Mori emphasizes the good news for growers in Western Canada is that the canola flower midge in not an issue, unlike swede midge, should it ever get established on the Prairies. The canola flower midge seems to use only one specific stage when the flower buds are forming to lay eggs and so far populations are low. On the other hand, swede midge uses many different plant parts and can have four or five generations a year, building populations quite quickly causing significant crop damage. Research led by Rebecca Hallett at the University of Guelph has also identified a parasitoid associated with swede midge with high parasitism levels in some fields, and is a promising development for biocontrol.

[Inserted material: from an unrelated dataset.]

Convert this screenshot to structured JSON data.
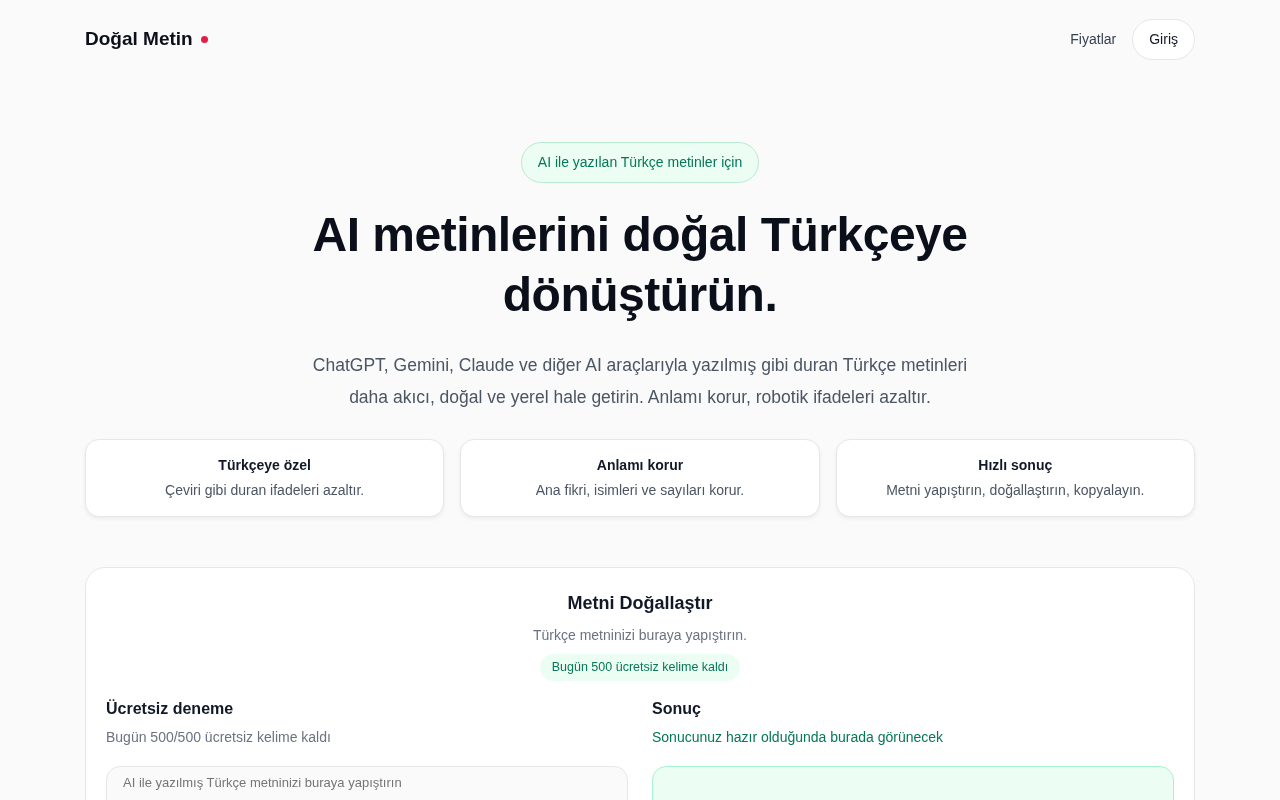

“Although swede midge has not spread west of Ontario to date, it is vital that monitoring continues across the Prairies because of the serious threat it poses to canola production,” Mori says. Swede midge has recently been identified in Minnesota as well. “The Prairie Pest Monitoring Network (PPMN) continues to monitor for swede midge every year with over 40 pheromone traps located across the Prairies. We have not intercepted any swede midge since we started monitoring, which is good news. In my lab at the University of Alberta, we are helping to continue monitoring for swede midge across the Prairies. We are also continuing the gene work from this study with canola flower midge, and depending on funding my also include some projects with swede midge in the future.”